Midtopia

Midtopia

Tuesday, March 28, 2006

Bin Laden's driver: terrorist or camp follower?

The Supreme Court hears arguments today in the case of Salim Ahmed Hamdan, who worked for Al Qaeda in Afghanistan.

The case bears on two points: the constitutionality of the military tribunals Bush wants to use to try Guantanamo detainees, as well as a broader question of what constitutes a terrorist -- a term thrown around all-too-freely these days.

Hamdan says he took a job with bin Laden in order to feed his family. The Bush adminstration calls him a trained terrorist who should be tried for war crimes.

Try him, by all means -- but in an impartial court, and with a definition of "terrorist" and "war crimes" that doesn't include performing menial services for the bad guys.

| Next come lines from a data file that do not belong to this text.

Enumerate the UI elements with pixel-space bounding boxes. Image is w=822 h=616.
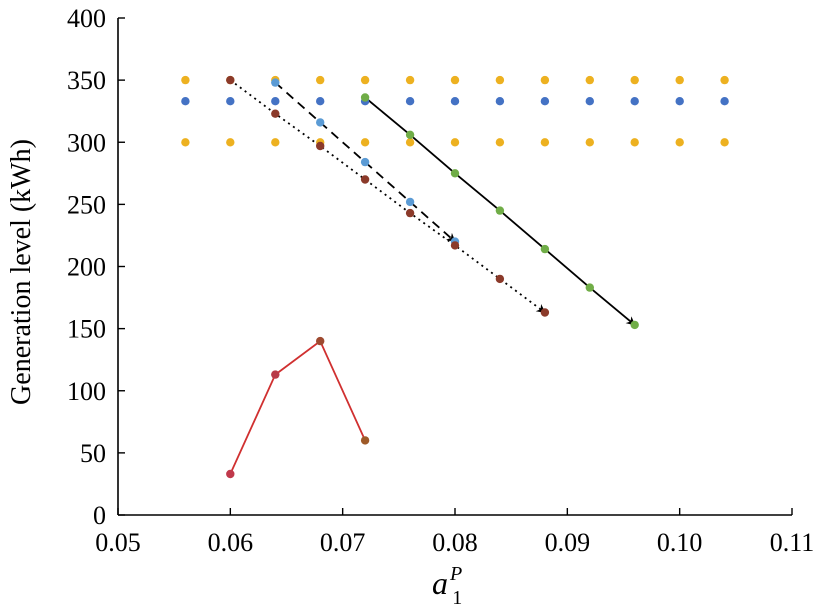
x-tick-label: 0.11 (770, 528, 815, 557)
data-point (271, 78, 280, 87)
data-point (360, 93, 370, 102)
x-tick-label: 0.07 (320, 528, 366, 557)
data-point (226, 138, 235, 147)
data-point (271, 138, 280, 147)
data-point (720, 97, 729, 106)
x-tick-label: 0.05 (95, 528, 141, 557)
data-point (630, 75, 639, 85)
x-axis-label-main: a (432, 565, 448, 601)
data-point (540, 308, 550, 317)
x-tick-label: 0.09 (545, 528, 591, 557)
data-point (450, 169, 460, 178)
y-tick-label: 100 (67, 377, 106, 406)
data-point (316, 97, 325, 106)
series-line (274, 81, 456, 243)
data-point (271, 370, 280, 379)
data-point (316, 336, 325, 346)
data-point (585, 138, 594, 147)
data-point (450, 241, 460, 250)
data-point (585, 283, 594, 292)
data-point (495, 138, 505, 147)
y-tick-label: 300 (67, 128, 106, 157)
data-point (585, 75, 594, 85)
x-tick-label: 0.10 (657, 528, 703, 557)
x-tick-label: 0.06 (208, 528, 254, 557)
data-point (630, 97, 639, 106)
data-point (271, 97, 280, 106)
axis-labels: Generation level (kWh) a P 1 (6, 139, 466, 609)
data-point (360, 175, 370, 184)
data-point (540, 244, 550, 254)
data-point (630, 138, 639, 147)
data-point (450, 75, 460, 85)
data-point (226, 469, 235, 479)
x-axis-label: a P 1 (432, 563, 466, 609)
data-point (675, 97, 684, 106)
series-line (229, 339, 366, 475)
data-point (495, 97, 505, 106)
data-point (585, 97, 594, 106)
data-point (405, 97, 415, 106)
y-tick-label: 400 (67, 4, 106, 33)
data-point (720, 138, 729, 147)
data-point (630, 320, 639, 330)
data-point (675, 138, 684, 147)
data-point (360, 436, 370, 445)
y-tick-label: 0 (93, 501, 106, 530)
data-point (540, 138, 550, 147)
data-point (540, 97, 550, 106)
data-point (495, 206, 505, 215)
data-point (405, 197, 415, 207)
data-point (316, 141, 325, 151)
data-point (495, 274, 505, 284)
data-point (181, 138, 190, 147)
data-point (360, 75, 370, 85)
data-point (675, 75, 684, 85)
data-point (226, 97, 235, 106)
axes: 0.05 0.06 0.07 0.08 0.09 0.10 0.11 0 50 100 150 200… (67, 4, 814, 557)
data-point (405, 138, 415, 147)
data-point (450, 97, 460, 106)
series-lines (229, 79, 636, 475)
data-point (226, 75, 235, 85)
data-points (181, 75, 729, 479)
y-tick-label: 350 (67, 66, 106, 95)
data-point (450, 138, 460, 147)
y-tick-label: 200 (67, 253, 106, 282)
data-point (540, 75, 550, 85)
series-line (229, 79, 546, 314)
x-tick-label: 0.08 (432, 528, 478, 557)
x-axis-label-sub: 1 (452, 587, 462, 609)
data-point (360, 138, 370, 147)
data-point (495, 75, 505, 85)
x-axis-label-sup: P (449, 563, 462, 585)
y-tick-label: 50 (80, 439, 106, 468)
data-point (316, 118, 325, 127)
data-point (360, 157, 370, 167)
data-point (405, 130, 415, 139)
data-point (405, 208, 415, 218)
data-point (316, 75, 325, 85)
y-axis-label: Generation level (kWh) (6, 139, 37, 405)
data-point (181, 75, 190, 85)
data-point (720, 75, 729, 85)
data-point (181, 97, 190, 106)
data-point (405, 75, 415, 85)
data-point (271, 109, 280, 118)
y-tick-label: 150 (67, 315, 106, 344)
y-tick-label: 250 (67, 190, 106, 219)
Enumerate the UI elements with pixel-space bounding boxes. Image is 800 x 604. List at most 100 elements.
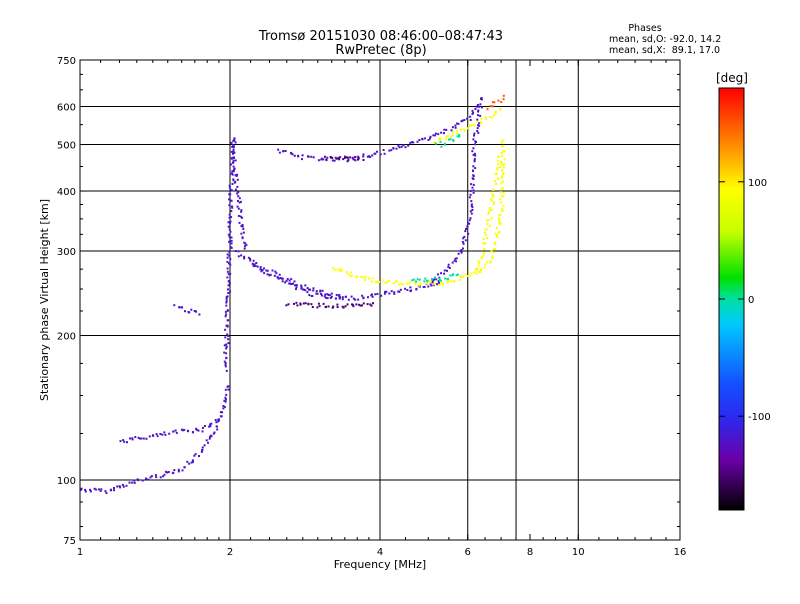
data-point xyxy=(371,154,374,157)
data-point xyxy=(385,281,388,284)
data-point xyxy=(370,280,373,283)
data-point xyxy=(354,298,357,301)
data-point xyxy=(104,490,107,493)
data-point xyxy=(364,276,367,279)
data-point xyxy=(491,194,494,197)
data-point xyxy=(473,159,476,162)
data-point xyxy=(376,150,378,153)
data-point xyxy=(333,159,336,162)
data-point xyxy=(319,289,322,292)
data-point xyxy=(341,269,343,272)
data-point xyxy=(454,124,457,127)
data-point xyxy=(252,259,255,262)
data-point xyxy=(327,294,330,296)
data-point xyxy=(203,425,206,427)
data-point xyxy=(388,149,391,152)
chart-subtitle: RwPretec (8p) xyxy=(335,43,426,58)
data-point xyxy=(447,263,450,266)
data-point xyxy=(147,478,150,481)
data-point xyxy=(303,288,305,291)
data-point xyxy=(471,186,474,189)
data-point xyxy=(475,141,477,143)
data-point xyxy=(233,139,236,141)
data-point xyxy=(480,117,483,120)
data-point xyxy=(240,254,243,257)
data-point xyxy=(429,137,431,140)
data-point xyxy=(84,488,87,491)
data-point xyxy=(402,144,405,147)
data-point xyxy=(109,488,112,491)
data-point xyxy=(331,306,334,309)
data-point xyxy=(436,283,438,286)
x-tick-label: 2 xyxy=(227,547,233,558)
data-point xyxy=(440,272,442,275)
data-point xyxy=(352,297,355,300)
data-point xyxy=(502,150,505,153)
data-point xyxy=(497,155,500,158)
data-point xyxy=(239,200,242,203)
data-point xyxy=(302,302,305,305)
data-point xyxy=(154,474,157,477)
data-point xyxy=(398,283,401,286)
data-point xyxy=(240,210,243,213)
data-point xyxy=(232,165,235,168)
data-point xyxy=(227,262,230,265)
data-point xyxy=(466,117,469,120)
data-point xyxy=(95,488,98,491)
data-point xyxy=(446,281,449,284)
data-point xyxy=(468,222,471,225)
data-point xyxy=(217,420,220,423)
data-point xyxy=(502,94,505,97)
data-point xyxy=(242,227,245,230)
x-tick-label: 10 xyxy=(572,547,585,558)
data-point xyxy=(295,284,298,287)
data-point xyxy=(309,288,312,291)
phase-info-o: mean, sd,O: -92.0, 14.2 xyxy=(609,34,721,45)
data-point xyxy=(460,249,463,251)
data-point xyxy=(469,119,472,121)
data-point xyxy=(131,438,134,441)
data-point xyxy=(219,411,222,414)
grid-lines xyxy=(80,60,680,540)
data-point xyxy=(352,305,355,308)
data-point xyxy=(244,245,246,248)
data-point xyxy=(397,290,400,293)
data-point xyxy=(316,306,319,309)
data-point xyxy=(181,429,184,432)
data-point xyxy=(237,250,240,253)
data-point xyxy=(227,273,230,276)
data-point xyxy=(351,274,354,277)
data-point xyxy=(230,236,233,239)
data-point xyxy=(446,269,448,272)
data-point xyxy=(496,166,499,169)
data-point xyxy=(252,264,255,267)
data-point xyxy=(500,152,503,154)
data-point xyxy=(503,163,506,166)
data-point xyxy=(293,280,296,283)
data-point xyxy=(491,193,494,196)
data-point xyxy=(229,263,232,266)
data-point xyxy=(357,298,360,301)
data-point xyxy=(131,481,134,484)
data-point xyxy=(161,433,164,436)
data-point xyxy=(450,280,452,283)
data-point xyxy=(233,167,236,170)
data-point xyxy=(361,276,364,279)
data-point xyxy=(496,168,499,171)
data-point xyxy=(327,305,330,308)
colorbar-tick-label: -100 xyxy=(748,412,771,423)
data-point xyxy=(349,156,352,159)
data-point xyxy=(480,256,483,259)
data-point xyxy=(288,279,291,282)
data-point xyxy=(494,173,497,176)
data-point xyxy=(226,324,229,327)
data-point xyxy=(341,296,344,299)
data-point xyxy=(438,277,441,280)
data-point xyxy=(284,150,287,152)
data-point xyxy=(486,261,488,264)
data-point xyxy=(406,289,409,291)
data-point xyxy=(447,277,450,280)
data-point xyxy=(142,437,145,440)
data-point xyxy=(188,462,191,465)
data-point xyxy=(216,425,218,428)
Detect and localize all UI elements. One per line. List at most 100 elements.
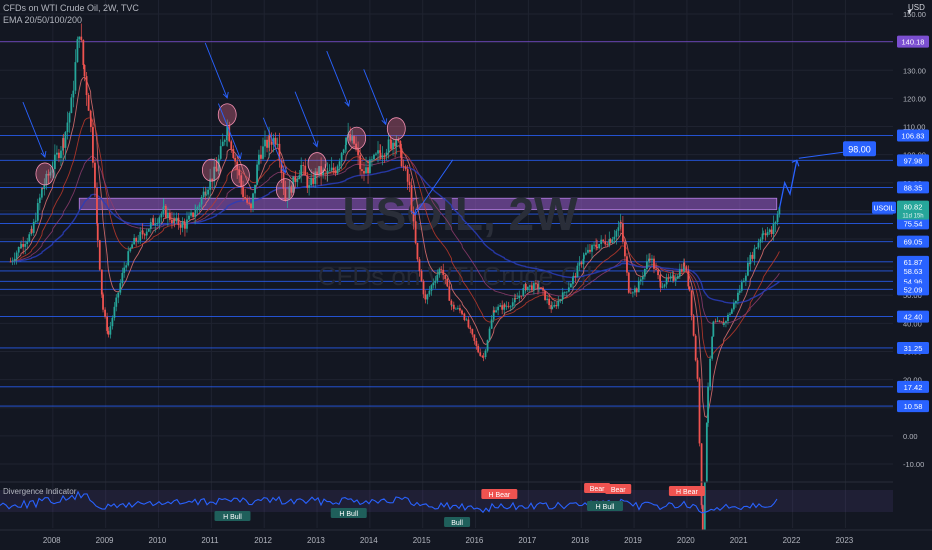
candle-body bbox=[72, 90, 75, 98]
level-price-tag bbox=[897, 154, 929, 167]
currency-label[interactable]: USD bbox=[908, 3, 925, 12]
candle-body bbox=[221, 141, 224, 147]
candle-body bbox=[390, 139, 392, 149]
divergence-label-box bbox=[444, 517, 471, 527]
arrow-head bbox=[281, 166, 287, 174]
candle-body bbox=[40, 188, 43, 198]
level-price-label: 52.09 bbox=[904, 285, 923, 294]
candle-body bbox=[587, 249, 589, 253]
price-tick: 130.00 bbox=[903, 66, 926, 75]
candle-body bbox=[248, 202, 251, 204]
divergence-band bbox=[0, 490, 893, 512]
candle-body bbox=[759, 239, 762, 243]
candle-body bbox=[484, 350, 487, 358]
candle-body bbox=[13, 258, 16, 261]
candle-body bbox=[663, 284, 666, 287]
indicator-legend[interactable]: EMA 20/50/100/200 bbox=[3, 15, 83, 25]
candle-body bbox=[306, 175, 309, 188]
annotation-arrow bbox=[414, 159, 454, 216]
candle-body bbox=[68, 112, 71, 123]
candle-body bbox=[11, 260, 14, 262]
candles[interactable] bbox=[9, 23, 781, 540]
candle-body bbox=[520, 295, 523, 297]
candle-body bbox=[685, 266, 688, 271]
level-price-tag bbox=[897, 35, 929, 48]
candle-body bbox=[109, 326, 112, 335]
candle-body bbox=[111, 317, 114, 327]
candle-body bbox=[516, 298, 519, 299]
candle-body bbox=[240, 175, 243, 187]
candle-body bbox=[154, 223, 157, 226]
candle-body bbox=[426, 294, 429, 300]
candle-body bbox=[272, 137, 275, 145]
candle-body bbox=[589, 249, 591, 252]
candle-body bbox=[34, 220, 37, 222]
annotation-arrow bbox=[218, 103, 241, 159]
candle-body bbox=[158, 217, 161, 223]
candle-body bbox=[143, 234, 146, 236]
candle-body bbox=[181, 221, 184, 228]
candle-body bbox=[651, 258, 653, 261]
price-tick: 50.00 bbox=[903, 291, 922, 300]
triangle-down-icon[interactable]: ▼ bbox=[906, 9, 913, 16]
candle-body bbox=[9, 261, 12, 263]
candle-body bbox=[622, 223, 624, 242]
time-axis[interactable]: 2008 2009 2010 2011 2012 2013 2014 2015 2016 2017… bbox=[0, 529, 932, 550]
divergence-label-box bbox=[668, 486, 705, 496]
candle-body bbox=[643, 268, 646, 277]
candle-body bbox=[175, 217, 178, 222]
arrow-head bbox=[40, 150, 47, 158]
candle-body bbox=[230, 141, 233, 150]
candle-body bbox=[308, 185, 311, 188]
annotation-arrow bbox=[294, 91, 318, 147]
candle-body bbox=[772, 223, 775, 234]
divergence-label: H Bull bbox=[339, 511, 358, 518]
divergence-label: H Bear bbox=[676, 489, 698, 496]
level-price-tag bbox=[897, 217, 929, 230]
ema-lines bbox=[10, 76, 780, 419]
level-price-label: 42.40 bbox=[904, 313, 923, 322]
grid bbox=[0, 0, 893, 528]
candle-body bbox=[567, 287, 570, 292]
top-highlight bbox=[201, 158, 221, 182]
candle-body bbox=[414, 221, 417, 243]
time-tick: 2018 bbox=[571, 536, 589, 545]
candle-body bbox=[716, 320, 719, 322]
projection-path: 98.00 bbox=[778, 141, 876, 209]
arrow-head bbox=[410, 208, 417, 216]
price-tick: 120.00 bbox=[903, 94, 926, 103]
candle-body bbox=[770, 229, 773, 234]
candle-body bbox=[226, 126, 229, 135]
candle-body bbox=[762, 233, 765, 235]
candle-body bbox=[336, 166, 339, 174]
last-price-label: 80.82 bbox=[904, 203, 923, 212]
candle-body bbox=[304, 165, 307, 176]
candle-body bbox=[572, 277, 574, 284]
candle-body bbox=[397, 139, 400, 142]
candle-body bbox=[141, 230, 144, 235]
candle-body bbox=[428, 290, 431, 295]
candle-body bbox=[200, 197, 203, 205]
candle-body bbox=[524, 283, 527, 290]
candle-body bbox=[667, 277, 670, 279]
time-tick: 2020 bbox=[677, 536, 695, 545]
candle-body bbox=[41, 188, 44, 190]
annotation-arrow bbox=[363, 69, 387, 125]
candle-body bbox=[690, 290, 693, 316]
candle-body bbox=[215, 168, 218, 172]
candle-body bbox=[452, 304, 455, 309]
price-axis[interactable]: -10.000.0010.0020.0030.0040.0050.0060.00… bbox=[872, 0, 932, 550]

Justice is not served by locking up anyone who ever cooked a meal for Al Qaeda.

It doesn't aid our fight against terror, either. And it's downright unhelpful when the tables are turned.

"I've never asked for more for my client than a full and fair trial," one of Hamdan's lawyers, Navy Lt. Cmdr. Charles D. Swift, told an audience Monday at the Cato Institute. "When our citizens are abroad and these things are done, how will we say it was wrong?"

There is only one just way to deal with the detainees. If they are terrorists, put them on trial. If we win a conviction, we can lock them up for a very long time. If they are combatants, then treat them in accordance with the Geneva Conventions, and specifically define the conflict they are being held until the end of. No one should have to spend the rest of their life in jail for the "crime" of being a Taliban foot soldier, for example.